In Poland, 3 HPV vaccines are available in the form of injections for intramuscular administration:

– Cervarix against 2 carcinogenic types of virus: HPV16 and HPV18

-Silgard against 4 types of virus, including two carcinogenic types HPV16 and HPV18 and two types of HPV6 and HPV11 responsible for genital warts (genital warts)

– Gardasil 9 – against 7 carcinogenic types of HPV (HPV16, 18, 31, 33, 45, 52 and 58) and two types of HPV6 and HPV11 responsible for genital warts (genital warts).

All vaccines listed require 3 doses.

FREQUENTLY ASKED QUESTIONS:

How effective is cervical screening?

It is estimated that three-quarters of all cervical cancer cases can be detected and prevented by cervical screening.

I’ve never had sex. Should I do a Pap test?

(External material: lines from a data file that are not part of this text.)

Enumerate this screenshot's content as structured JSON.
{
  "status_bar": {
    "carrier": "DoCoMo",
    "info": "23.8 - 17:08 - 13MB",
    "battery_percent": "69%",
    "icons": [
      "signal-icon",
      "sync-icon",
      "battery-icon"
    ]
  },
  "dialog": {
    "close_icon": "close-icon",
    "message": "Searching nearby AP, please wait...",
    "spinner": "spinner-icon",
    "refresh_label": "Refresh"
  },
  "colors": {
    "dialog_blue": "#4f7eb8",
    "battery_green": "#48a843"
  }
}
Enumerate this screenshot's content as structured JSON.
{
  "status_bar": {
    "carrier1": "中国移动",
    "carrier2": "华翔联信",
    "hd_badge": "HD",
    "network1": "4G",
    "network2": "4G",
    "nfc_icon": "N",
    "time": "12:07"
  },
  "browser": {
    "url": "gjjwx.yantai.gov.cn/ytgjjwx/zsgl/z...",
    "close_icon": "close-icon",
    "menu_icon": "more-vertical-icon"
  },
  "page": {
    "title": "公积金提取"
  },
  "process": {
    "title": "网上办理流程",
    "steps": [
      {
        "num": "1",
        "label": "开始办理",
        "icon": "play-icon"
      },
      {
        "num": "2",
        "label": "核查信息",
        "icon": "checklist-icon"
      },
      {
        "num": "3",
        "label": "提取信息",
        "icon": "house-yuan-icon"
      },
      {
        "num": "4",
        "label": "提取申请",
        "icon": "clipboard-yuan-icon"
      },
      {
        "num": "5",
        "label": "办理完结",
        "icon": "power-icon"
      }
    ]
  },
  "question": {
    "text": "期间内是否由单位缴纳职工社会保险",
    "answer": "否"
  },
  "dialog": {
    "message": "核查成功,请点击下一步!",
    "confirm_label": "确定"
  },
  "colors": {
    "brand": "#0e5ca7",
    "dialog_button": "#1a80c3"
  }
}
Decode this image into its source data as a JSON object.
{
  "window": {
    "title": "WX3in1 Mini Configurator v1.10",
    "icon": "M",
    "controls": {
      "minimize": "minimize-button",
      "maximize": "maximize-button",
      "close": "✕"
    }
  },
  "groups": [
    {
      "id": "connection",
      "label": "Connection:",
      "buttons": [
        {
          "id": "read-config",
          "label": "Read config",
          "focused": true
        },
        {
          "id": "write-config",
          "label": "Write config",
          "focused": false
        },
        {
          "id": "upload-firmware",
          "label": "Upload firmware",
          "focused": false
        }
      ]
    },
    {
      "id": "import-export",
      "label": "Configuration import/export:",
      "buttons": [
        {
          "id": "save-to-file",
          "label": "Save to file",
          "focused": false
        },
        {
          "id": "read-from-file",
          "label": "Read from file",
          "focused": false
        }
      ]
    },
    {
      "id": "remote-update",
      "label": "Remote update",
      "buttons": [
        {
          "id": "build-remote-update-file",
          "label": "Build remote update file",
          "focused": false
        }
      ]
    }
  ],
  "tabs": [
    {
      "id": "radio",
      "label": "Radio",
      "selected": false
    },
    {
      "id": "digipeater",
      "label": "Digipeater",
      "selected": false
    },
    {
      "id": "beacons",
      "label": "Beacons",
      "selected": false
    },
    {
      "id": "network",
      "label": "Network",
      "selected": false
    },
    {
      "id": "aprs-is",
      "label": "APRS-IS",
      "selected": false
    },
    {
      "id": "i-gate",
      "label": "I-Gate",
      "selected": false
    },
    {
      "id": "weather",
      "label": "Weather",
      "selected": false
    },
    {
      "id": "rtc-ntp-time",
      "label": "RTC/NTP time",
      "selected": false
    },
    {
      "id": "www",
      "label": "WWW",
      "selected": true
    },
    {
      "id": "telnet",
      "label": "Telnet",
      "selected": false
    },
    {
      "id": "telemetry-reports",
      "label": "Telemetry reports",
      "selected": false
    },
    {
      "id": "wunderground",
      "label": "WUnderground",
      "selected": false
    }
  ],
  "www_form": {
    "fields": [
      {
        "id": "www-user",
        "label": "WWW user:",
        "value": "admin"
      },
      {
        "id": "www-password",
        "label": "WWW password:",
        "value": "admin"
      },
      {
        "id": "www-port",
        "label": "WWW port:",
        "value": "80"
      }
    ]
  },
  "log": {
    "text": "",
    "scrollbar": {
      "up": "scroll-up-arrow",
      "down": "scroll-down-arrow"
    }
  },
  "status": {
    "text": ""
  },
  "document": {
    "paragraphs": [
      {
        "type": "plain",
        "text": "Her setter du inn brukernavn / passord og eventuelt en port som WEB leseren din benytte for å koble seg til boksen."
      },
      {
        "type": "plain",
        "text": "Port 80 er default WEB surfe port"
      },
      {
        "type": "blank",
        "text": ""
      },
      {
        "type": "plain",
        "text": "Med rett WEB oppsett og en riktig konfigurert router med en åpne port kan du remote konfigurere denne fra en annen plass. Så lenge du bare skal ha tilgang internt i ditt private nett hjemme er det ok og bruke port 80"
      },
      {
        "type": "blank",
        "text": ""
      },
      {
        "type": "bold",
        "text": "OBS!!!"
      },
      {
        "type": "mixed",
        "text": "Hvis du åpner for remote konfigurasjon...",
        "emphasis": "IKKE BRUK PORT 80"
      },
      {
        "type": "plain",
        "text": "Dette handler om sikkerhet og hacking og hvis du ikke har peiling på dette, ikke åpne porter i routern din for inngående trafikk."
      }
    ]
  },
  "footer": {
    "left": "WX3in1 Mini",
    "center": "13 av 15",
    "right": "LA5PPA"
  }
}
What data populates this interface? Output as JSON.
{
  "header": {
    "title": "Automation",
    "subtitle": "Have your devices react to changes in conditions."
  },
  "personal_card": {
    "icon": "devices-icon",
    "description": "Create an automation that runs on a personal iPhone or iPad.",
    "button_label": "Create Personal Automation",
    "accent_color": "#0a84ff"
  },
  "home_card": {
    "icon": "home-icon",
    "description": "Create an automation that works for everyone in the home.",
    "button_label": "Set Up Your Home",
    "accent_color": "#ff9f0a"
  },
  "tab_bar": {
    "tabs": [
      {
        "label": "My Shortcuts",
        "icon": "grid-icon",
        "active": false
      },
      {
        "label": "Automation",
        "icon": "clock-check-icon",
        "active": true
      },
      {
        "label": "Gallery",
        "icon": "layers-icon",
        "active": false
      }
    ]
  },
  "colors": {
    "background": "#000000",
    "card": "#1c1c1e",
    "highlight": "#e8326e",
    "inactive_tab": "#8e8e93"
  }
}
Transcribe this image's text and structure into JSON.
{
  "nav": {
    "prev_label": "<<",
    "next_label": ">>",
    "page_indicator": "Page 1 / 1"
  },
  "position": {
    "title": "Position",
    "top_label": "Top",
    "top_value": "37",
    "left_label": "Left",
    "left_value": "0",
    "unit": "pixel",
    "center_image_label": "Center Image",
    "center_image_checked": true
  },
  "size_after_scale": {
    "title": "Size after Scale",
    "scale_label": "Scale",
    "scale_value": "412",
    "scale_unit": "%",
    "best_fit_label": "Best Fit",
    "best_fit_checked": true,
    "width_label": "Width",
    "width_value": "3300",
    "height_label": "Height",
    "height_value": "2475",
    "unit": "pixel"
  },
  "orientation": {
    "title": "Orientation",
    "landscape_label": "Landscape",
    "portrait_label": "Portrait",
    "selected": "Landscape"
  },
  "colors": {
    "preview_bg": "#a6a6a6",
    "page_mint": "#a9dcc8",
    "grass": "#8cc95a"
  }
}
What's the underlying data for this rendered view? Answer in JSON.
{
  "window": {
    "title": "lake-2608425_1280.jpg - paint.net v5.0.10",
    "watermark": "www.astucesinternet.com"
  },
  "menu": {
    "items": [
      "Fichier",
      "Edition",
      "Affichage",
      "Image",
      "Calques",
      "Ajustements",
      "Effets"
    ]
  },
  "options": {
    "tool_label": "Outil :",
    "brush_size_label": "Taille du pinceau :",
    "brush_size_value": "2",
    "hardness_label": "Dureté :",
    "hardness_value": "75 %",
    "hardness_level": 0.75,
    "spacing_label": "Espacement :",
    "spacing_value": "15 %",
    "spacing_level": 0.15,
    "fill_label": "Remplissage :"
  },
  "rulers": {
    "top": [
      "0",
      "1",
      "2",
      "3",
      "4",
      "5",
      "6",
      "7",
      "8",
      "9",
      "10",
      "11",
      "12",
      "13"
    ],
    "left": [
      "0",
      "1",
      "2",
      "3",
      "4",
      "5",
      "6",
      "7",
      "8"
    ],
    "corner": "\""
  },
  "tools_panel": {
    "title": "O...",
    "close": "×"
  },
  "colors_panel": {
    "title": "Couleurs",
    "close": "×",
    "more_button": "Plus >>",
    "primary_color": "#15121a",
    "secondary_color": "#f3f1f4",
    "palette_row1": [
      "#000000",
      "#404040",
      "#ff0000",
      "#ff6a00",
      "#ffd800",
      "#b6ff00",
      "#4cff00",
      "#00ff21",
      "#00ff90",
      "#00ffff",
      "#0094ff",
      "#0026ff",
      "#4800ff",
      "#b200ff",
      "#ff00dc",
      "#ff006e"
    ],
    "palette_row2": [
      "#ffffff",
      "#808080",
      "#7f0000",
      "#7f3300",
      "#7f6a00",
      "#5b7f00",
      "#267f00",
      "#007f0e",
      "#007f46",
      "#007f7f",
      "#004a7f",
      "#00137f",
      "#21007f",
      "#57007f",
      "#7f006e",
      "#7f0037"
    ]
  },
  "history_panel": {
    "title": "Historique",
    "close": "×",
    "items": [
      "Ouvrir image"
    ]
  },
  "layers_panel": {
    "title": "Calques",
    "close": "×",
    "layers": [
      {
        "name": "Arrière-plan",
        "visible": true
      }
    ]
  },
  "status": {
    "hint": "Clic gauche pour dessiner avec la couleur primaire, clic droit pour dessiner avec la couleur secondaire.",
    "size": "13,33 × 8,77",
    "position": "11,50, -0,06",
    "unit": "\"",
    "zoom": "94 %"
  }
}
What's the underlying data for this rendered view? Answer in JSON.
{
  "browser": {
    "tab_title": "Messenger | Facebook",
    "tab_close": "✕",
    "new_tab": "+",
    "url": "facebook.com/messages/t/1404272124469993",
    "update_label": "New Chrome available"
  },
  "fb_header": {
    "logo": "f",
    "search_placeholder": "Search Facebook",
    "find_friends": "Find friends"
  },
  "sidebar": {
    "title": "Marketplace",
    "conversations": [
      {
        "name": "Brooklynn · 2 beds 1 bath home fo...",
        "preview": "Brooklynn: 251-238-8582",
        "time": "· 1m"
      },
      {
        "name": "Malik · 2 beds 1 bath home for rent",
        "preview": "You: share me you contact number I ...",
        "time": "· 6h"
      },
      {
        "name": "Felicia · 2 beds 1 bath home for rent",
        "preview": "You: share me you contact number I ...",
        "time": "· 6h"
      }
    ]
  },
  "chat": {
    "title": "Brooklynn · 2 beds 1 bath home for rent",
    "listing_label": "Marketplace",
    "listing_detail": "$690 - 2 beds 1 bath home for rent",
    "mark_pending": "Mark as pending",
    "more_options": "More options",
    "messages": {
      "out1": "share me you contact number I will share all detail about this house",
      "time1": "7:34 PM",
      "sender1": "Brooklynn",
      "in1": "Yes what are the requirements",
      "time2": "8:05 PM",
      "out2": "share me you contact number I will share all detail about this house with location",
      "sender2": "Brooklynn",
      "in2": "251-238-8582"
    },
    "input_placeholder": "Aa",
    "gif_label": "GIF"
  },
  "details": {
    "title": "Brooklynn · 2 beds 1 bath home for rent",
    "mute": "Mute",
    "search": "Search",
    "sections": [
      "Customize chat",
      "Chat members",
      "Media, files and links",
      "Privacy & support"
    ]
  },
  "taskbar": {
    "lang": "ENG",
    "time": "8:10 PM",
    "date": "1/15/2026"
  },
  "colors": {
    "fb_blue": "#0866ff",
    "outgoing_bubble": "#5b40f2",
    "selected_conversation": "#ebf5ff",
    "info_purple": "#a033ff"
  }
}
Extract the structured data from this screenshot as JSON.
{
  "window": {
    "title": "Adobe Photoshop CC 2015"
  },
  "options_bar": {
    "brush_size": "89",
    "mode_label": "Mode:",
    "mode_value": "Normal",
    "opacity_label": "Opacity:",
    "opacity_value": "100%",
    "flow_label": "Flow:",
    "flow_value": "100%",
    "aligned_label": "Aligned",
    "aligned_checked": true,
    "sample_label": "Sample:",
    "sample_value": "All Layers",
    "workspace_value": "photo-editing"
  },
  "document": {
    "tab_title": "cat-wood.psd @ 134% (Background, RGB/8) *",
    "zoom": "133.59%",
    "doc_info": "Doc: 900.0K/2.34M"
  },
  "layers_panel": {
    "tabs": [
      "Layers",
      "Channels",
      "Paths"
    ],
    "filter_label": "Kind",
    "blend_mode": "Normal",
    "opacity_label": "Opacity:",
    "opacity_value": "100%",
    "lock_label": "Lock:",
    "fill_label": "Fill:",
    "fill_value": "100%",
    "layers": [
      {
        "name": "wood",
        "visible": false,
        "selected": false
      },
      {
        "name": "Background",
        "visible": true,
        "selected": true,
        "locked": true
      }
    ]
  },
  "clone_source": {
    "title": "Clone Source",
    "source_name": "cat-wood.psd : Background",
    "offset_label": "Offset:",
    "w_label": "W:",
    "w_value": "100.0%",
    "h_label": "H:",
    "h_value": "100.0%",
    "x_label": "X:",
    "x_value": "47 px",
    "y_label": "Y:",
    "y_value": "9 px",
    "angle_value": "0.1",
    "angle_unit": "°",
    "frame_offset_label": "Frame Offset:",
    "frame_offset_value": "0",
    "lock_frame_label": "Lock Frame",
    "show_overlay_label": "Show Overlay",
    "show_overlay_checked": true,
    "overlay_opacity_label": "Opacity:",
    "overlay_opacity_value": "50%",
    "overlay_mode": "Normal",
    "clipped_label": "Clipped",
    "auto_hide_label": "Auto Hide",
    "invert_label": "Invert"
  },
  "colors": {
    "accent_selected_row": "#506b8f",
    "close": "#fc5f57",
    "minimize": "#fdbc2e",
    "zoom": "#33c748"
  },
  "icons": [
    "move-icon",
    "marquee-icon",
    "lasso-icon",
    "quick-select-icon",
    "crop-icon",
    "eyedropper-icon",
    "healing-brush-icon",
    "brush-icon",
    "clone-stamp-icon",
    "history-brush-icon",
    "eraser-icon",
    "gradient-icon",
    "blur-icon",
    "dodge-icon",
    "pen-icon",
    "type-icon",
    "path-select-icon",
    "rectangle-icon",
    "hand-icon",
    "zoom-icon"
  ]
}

The test is recommended for all women, even if they have never had sex. However, the risk of developing cervical cancer in this case is very low, because the main cause of this cancer is an infection caused by the HPV virus, which we become infected during sexual contact. However, there are other, rarer types of cervical cancer that are not caused by HPV. Therefore, women who have not had sex are also at risk.

I am a lesbian. Do I need to do a cytology?

Yes. If you are a lesbian, you should also get tested. There is a risk of developing cervical cancer not caused by HPV. In addition, HPV can also spread between partners. In addition, some lesbians may have had sexual contact with a man in the past.

I have irregular bleeding, do I need a Pap test right away?

Not. Cervical screening is a routine test done in women without any symptoms. Its purpose is to evaluate cells in the cervix that may cause cancer in the future.

Are HPV vaccinations paid?

Vaccinations against HPV are paid. Some local governments in Poland finance vaccinations for children from selected age groups.